Whole milk has support from U.S. Department of Health and Human Services Secretary Robert F. Kennedy Jr., who has called the Dietary Guidelines for Americans “antiquated,” and said he would encourage Head Start programs to switch from low-fat dairy to “full fat/whole milk.”

“I think it’s a travesty that in the United States schools can serve chocolate milk or strawberry milk, loaded with sugar and additives and flavorings, and not serve plain, whole milk,” Tufts University Director of Food is Medicine Institute Dr. Dariush Mozaffarian said. “There’s really no strong evidence to report that low-fat dairy is healthier than whole-fat dairy.”

But whole milk is a point of debate in the health community.

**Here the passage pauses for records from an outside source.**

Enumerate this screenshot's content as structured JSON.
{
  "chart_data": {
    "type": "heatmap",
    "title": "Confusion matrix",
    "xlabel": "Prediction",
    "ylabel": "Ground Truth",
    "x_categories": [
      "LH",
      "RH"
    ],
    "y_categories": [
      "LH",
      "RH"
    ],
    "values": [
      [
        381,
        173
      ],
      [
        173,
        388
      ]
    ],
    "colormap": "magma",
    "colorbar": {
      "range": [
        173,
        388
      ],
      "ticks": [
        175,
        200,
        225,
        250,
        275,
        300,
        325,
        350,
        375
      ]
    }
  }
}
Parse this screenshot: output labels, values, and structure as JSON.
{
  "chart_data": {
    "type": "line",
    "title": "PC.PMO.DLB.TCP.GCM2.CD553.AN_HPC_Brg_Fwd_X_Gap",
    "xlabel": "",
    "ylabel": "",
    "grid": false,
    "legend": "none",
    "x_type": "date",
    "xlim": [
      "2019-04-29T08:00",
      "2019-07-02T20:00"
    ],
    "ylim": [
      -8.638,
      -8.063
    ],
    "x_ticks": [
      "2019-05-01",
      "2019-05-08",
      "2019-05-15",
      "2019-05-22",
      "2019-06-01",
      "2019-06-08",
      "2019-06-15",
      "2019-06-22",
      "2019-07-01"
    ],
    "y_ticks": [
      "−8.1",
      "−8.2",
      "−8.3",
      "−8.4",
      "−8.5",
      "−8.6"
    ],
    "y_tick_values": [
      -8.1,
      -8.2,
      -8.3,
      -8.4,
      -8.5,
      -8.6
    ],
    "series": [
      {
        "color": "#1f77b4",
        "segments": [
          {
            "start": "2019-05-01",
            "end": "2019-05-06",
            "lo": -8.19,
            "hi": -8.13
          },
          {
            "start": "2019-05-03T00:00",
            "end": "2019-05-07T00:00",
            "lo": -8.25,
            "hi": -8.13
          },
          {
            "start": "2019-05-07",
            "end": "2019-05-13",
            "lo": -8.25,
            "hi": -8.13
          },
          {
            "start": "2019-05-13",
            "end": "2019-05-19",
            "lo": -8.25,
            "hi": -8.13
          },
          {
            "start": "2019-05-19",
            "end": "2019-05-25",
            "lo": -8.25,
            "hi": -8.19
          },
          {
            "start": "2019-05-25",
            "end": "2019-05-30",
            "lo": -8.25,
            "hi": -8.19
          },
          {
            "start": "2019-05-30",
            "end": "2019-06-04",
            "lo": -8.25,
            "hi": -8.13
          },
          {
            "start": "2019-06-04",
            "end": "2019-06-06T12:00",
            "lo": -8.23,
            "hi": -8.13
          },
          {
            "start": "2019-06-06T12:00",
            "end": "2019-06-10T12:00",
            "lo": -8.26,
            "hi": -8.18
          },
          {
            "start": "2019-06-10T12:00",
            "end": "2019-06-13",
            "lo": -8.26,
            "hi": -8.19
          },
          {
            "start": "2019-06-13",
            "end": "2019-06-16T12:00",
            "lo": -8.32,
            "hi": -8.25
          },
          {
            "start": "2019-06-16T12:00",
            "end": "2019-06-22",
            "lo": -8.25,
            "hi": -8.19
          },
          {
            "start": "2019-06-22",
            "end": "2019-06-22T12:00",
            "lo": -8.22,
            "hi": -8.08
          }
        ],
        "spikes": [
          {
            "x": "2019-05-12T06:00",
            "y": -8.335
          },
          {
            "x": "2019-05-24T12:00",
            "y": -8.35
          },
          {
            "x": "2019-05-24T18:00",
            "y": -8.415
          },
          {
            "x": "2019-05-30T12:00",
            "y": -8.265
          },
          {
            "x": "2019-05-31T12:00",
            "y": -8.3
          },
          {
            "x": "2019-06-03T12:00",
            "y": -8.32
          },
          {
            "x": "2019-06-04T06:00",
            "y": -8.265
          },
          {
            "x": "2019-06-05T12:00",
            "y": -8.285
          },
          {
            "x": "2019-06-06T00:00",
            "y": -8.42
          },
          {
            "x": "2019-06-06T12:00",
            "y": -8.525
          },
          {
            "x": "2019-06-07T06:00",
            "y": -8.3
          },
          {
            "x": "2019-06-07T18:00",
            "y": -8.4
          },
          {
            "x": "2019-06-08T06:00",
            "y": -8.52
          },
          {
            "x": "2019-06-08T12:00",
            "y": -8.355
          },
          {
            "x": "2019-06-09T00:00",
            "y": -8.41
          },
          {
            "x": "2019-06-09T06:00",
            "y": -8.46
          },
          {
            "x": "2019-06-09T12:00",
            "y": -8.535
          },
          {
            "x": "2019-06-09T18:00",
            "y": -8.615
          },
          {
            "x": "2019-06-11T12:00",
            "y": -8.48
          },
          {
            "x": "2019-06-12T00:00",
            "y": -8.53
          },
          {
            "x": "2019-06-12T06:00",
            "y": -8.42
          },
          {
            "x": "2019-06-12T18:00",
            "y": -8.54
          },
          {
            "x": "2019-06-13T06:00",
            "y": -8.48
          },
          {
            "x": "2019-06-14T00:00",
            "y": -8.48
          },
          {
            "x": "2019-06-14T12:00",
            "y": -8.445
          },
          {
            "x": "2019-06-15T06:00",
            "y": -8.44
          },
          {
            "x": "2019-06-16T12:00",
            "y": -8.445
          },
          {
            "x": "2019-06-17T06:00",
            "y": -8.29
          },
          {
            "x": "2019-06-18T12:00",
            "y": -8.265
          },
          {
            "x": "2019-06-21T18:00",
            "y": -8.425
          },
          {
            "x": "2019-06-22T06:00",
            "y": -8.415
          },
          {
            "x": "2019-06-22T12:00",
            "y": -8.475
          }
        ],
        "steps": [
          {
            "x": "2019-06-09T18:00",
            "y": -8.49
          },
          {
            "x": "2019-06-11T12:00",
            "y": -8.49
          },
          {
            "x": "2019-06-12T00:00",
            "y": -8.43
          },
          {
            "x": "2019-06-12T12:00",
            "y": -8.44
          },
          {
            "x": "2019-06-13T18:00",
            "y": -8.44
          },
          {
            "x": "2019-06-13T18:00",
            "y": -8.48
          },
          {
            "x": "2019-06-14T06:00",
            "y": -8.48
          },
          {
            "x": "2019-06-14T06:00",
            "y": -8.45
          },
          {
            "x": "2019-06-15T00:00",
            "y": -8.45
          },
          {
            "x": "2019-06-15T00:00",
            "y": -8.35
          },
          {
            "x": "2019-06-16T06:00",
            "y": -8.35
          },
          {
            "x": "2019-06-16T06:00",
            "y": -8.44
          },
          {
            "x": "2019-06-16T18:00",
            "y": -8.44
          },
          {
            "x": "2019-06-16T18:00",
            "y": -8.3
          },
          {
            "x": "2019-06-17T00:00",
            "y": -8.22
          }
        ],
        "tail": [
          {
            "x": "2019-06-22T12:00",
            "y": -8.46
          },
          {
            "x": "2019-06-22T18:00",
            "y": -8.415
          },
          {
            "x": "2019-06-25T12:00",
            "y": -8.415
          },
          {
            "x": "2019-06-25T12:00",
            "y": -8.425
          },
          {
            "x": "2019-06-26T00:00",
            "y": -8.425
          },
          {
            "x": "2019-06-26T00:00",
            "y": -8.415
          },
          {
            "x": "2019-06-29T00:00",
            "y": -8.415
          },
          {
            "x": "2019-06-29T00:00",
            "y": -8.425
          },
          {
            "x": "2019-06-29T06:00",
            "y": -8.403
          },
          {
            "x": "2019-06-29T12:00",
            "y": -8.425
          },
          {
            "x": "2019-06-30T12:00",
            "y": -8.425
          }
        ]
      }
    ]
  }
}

“Most children already consume too much saturated fat, and this change would disproportionately affect children from low-income families who rely on the school meals for their daily nutrition,” Academy of Nutrition and Dietetics Senior Vice President Kelly Horton said. “We really should look for solutions that look at access and appeal, not weakening nutrition standards.”

Others argue dairy milk should be avoided, and they embrace part of the bill that would make it easier for students to access a dairy milk substitute of soy milk. Currently, students must have a doctor’s note to receive soy milk. The legislation would allow schools on their own to offer soy milk or for parents to write the letter.

“This idea that milk is a default beverage that has to be served in school, I think that’s kind of a larger issue that we need to get away from because for many families there’s not a carton of milk in the refrigerator, so when they’re at school they’re being served a drink that they're just not familiar with,” Physicians Committee for Responsible Medicine Government Affairs Director Andrew Binovi said.

When asked what she would like to drink at lunch, seventh grader Teyani Johnson said, “Honestly, I prefer water. I don’t like a lot of juices or things with a lot of sugar in them.”

Eighth grader Amari Woodall said he doesn’t really like the taste of the milk currently offered at school, but said if whole milk was served he would “drink [it] on a more regular basis. I wouldn’t mind drinking it in school.”

It’s a controversial option that would be available if Congress approves the legislation.